All this was only promise, though, until a self-described "country boy", working at an obscure chemical company, made the key breakthrough. Not a country boy from Texas or Louisiana, but from Tokushima, Japan.

Shuji Nakamura knew that for years large electronics firms failed to make blue LEDs, but this didn't deter him. He worked for ten years, seven days a week, twelve hours a day to perfect a blue LED. His bosses complained, asking him to drop the project noting that the big players in the field couldn't even make one. Undeterred, Nakamura succeeded.

As a result of his work Nichia Chemical sold 580 million dollars worth of these blue LEDs - they, in turn, gave Nakamura a mere $165 bonus. And then he did a very UN-japanese thing: He sued his employer.

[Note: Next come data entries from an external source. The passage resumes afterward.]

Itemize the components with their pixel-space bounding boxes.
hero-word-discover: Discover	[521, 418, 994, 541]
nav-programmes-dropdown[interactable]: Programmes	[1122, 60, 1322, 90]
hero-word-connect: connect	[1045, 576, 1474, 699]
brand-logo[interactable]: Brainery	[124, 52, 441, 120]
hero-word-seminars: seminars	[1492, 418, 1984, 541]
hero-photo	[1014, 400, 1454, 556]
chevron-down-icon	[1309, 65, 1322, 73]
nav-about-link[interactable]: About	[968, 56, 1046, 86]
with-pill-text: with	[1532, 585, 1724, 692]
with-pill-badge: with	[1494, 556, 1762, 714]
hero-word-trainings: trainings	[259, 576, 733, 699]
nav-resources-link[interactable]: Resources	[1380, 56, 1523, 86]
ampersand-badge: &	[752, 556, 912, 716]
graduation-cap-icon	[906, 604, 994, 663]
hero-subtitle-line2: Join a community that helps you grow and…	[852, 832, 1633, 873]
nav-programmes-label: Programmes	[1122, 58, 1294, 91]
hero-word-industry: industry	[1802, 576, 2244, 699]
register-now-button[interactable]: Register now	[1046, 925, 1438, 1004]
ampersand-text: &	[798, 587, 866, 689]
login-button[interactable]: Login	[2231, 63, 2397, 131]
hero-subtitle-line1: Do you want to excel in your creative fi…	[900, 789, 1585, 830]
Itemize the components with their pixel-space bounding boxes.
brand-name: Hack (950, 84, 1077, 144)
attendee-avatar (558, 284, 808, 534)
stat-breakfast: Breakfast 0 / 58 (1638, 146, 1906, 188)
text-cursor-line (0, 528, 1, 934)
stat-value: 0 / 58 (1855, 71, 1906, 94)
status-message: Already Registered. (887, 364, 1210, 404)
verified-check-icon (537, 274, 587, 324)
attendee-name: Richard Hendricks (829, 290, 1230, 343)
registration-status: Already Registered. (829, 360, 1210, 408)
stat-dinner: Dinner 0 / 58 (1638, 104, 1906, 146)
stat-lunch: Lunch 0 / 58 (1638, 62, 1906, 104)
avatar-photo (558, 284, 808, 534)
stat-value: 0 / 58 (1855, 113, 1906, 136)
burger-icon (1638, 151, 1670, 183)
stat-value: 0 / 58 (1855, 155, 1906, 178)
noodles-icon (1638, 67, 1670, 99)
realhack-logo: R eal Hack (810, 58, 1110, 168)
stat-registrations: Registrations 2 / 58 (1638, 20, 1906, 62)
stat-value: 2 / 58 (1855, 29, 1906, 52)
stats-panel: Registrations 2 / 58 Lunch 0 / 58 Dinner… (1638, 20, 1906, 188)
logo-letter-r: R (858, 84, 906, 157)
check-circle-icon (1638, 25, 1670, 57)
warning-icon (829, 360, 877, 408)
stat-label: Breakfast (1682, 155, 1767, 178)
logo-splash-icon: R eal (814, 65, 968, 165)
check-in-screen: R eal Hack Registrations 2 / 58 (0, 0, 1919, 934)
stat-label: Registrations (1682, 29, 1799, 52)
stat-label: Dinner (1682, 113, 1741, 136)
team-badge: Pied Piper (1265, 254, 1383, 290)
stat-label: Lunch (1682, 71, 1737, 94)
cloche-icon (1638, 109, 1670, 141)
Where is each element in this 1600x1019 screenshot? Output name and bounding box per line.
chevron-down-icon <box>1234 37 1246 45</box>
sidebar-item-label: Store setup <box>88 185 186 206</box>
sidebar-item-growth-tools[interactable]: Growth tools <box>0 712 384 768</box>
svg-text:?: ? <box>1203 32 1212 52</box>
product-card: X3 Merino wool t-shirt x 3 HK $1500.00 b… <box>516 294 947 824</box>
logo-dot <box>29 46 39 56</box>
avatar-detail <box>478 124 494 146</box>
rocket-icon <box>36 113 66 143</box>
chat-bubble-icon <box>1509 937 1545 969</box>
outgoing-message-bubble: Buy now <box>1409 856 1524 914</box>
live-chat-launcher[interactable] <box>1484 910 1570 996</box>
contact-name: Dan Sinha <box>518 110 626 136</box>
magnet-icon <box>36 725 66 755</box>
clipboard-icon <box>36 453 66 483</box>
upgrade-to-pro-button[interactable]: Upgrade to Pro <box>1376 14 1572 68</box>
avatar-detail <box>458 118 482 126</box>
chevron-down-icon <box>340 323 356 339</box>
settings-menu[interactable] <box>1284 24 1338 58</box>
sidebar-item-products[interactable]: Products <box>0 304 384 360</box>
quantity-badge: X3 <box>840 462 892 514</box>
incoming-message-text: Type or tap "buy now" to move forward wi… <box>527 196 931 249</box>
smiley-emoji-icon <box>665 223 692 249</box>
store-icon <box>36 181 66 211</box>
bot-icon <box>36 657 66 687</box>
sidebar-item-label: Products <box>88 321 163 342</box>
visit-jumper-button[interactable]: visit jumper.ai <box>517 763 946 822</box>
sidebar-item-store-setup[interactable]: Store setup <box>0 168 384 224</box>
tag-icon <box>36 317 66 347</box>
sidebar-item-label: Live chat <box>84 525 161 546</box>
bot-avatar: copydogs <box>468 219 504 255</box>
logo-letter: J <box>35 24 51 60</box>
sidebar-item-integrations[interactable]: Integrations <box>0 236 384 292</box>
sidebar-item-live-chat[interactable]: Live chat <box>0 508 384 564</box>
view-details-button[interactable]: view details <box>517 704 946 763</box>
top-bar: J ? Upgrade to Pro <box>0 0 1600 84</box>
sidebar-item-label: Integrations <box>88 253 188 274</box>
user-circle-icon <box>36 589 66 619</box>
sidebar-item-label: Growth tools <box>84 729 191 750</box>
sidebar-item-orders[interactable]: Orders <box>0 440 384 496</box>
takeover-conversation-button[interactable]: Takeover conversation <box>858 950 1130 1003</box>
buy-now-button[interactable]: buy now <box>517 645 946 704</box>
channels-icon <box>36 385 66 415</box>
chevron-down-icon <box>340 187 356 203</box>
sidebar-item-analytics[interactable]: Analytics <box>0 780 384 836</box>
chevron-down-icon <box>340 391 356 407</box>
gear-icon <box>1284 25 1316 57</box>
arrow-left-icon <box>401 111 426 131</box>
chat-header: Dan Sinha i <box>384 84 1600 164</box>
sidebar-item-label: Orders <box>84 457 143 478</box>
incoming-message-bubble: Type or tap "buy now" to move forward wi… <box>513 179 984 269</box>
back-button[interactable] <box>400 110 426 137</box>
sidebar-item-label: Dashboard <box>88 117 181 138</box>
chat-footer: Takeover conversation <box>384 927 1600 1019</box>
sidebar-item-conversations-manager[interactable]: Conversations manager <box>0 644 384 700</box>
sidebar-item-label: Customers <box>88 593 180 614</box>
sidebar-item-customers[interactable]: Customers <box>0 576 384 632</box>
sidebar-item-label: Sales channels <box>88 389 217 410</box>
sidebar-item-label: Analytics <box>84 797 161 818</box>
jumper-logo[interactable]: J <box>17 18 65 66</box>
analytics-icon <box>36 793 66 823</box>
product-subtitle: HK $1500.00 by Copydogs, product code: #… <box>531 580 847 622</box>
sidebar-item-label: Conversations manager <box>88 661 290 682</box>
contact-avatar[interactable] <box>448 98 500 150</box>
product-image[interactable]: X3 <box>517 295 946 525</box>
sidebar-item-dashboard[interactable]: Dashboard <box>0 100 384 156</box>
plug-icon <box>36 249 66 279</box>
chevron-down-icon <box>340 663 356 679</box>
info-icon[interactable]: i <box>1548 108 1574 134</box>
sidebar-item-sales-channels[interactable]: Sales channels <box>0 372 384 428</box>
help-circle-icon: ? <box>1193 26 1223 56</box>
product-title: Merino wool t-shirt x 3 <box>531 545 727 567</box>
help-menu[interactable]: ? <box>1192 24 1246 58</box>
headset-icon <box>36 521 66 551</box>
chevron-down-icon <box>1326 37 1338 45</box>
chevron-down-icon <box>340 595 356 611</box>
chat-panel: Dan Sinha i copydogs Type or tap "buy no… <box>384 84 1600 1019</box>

Japanese corporations rarely share profits or patent rights with their engineers and scientists. But last year a Japanese court ordered a food manufacturer to pay an inventor a million bucks, and it forced Hitachi to also shell out over a million to an engineer.

And on Monday the Tokyo High Court approved a settlement that paid Nakamura, the inventor the blue LED, a record 8.1 million dollars.

Don't read this yet as a great change: Mr. Nakamura wasn't satisfied with the amount, he wanted the 200 million awarded by a lower court, but when it was turned over on appeal his lawyer advised him to take the offer since the probability of winning the suit was "zero."

The biggest winner of all might be America. Mr. Nakamura now works at the University of California-Santa Barbara. And he advises Japanese scientists and engineers "to come to America, where their abilities are reflected in their income."